Du Loup, et du Renard.

Le Loup ayant fait des provisions pour un assez long-temps, menoit une vie oysive, quand le Renard qui s’en apperçeut le fût visiter, et luy demanda la cause de son repos. Le Loup se douta tout aussi-tost, qu’il avoit envie de luy joüer quelque tour de souplesse, et qu’il n’en vouloit qu’à la mangeaille ; de maniere que pour le renvoyer, il feignit qu’il se trouvoit mal, et que c’estoit la cause qu’il se reposoit ; luy disant au reste, qu’il l’obligeroit fort de s’en aller prier les Dieux pour sa santé.

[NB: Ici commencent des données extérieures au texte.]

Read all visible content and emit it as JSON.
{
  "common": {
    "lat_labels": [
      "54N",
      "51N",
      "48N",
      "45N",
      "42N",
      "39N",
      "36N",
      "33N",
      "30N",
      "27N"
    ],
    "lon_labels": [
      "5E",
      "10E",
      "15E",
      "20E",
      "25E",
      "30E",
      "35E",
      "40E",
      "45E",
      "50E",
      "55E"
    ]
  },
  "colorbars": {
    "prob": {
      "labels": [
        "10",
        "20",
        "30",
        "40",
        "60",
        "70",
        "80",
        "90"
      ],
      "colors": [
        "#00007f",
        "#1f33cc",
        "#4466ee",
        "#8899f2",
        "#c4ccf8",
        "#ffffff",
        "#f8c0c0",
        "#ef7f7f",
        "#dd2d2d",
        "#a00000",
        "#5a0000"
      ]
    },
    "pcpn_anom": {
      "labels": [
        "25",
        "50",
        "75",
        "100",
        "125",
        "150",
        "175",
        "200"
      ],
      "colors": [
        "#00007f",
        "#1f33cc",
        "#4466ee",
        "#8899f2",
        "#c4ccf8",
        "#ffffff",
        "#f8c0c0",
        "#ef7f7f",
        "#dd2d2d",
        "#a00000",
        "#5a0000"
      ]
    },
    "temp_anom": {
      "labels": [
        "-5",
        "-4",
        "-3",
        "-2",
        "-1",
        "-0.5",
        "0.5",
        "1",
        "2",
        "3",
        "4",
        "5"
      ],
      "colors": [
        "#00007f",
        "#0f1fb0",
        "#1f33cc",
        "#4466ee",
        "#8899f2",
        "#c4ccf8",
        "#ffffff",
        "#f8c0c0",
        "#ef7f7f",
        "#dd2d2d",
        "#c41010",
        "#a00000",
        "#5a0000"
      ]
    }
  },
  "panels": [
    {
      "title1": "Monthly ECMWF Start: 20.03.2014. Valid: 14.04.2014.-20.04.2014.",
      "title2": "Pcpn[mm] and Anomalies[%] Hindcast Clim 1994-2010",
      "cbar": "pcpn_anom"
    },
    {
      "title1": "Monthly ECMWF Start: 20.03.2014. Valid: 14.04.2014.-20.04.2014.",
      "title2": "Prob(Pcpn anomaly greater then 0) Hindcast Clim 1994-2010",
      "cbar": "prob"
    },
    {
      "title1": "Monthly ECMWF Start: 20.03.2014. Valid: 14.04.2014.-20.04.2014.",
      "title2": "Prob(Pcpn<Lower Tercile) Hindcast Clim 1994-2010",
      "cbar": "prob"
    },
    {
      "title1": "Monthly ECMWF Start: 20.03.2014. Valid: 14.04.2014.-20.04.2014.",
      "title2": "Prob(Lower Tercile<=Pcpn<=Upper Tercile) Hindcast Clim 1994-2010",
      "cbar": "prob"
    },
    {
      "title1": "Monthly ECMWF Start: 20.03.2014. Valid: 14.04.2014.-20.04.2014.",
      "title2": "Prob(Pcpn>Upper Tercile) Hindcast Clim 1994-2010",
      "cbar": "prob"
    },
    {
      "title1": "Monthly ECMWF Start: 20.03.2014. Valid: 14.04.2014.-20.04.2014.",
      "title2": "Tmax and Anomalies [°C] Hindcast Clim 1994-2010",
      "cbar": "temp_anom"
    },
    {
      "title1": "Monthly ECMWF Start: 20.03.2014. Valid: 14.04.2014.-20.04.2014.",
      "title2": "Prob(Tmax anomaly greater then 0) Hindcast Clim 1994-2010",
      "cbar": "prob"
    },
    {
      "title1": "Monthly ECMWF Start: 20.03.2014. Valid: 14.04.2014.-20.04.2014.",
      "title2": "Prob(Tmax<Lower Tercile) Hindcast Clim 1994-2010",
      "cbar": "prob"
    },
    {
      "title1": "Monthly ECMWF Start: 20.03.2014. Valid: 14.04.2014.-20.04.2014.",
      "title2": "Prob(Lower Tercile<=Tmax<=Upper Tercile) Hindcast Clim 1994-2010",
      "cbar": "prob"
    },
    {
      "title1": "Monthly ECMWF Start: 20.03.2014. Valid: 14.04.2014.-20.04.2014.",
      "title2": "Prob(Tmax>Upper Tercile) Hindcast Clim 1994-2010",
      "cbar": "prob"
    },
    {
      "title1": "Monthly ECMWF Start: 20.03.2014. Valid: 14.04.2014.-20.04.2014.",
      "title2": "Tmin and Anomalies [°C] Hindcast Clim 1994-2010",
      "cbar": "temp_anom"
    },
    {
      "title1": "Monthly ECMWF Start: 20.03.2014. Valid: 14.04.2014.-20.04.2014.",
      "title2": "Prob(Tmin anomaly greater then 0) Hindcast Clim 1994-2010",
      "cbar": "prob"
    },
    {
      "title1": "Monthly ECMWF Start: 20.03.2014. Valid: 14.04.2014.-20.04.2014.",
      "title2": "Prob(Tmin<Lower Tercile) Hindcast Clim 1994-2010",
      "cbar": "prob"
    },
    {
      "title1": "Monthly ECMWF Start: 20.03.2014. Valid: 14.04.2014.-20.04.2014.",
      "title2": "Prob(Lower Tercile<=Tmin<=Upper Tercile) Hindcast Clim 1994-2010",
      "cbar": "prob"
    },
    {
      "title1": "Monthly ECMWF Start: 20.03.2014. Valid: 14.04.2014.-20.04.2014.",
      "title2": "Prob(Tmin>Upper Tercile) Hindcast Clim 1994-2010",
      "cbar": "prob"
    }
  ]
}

Ce procedé du Loup dépleut au Renard, qui bien fasché de n’estre venu à bout de ses intentions, s’addressa finement à un Berger, et luy conseilla de s’en aller à la taniere du Loup, l’asseurant qu’il luy seroit facile d’accabler cét ennemy, pource qu’il ne se doutoit de rien, et ne se tenoit point sur ses gardes. Le Berger s’en alla donc assaillir le Loup, et fit si bien qu’il le tua, tellement que par cette mort le Renard demeura Maistre, et de la taniere, et de la proye. Toutesfois comme sa perfidie estoit grande, la joye qu’il en reçeut ne fut pas aussi de longue durée : car un peu apres le mesme Berger le prit, et le tua.

Discours sur la trente-neufviesme Fable.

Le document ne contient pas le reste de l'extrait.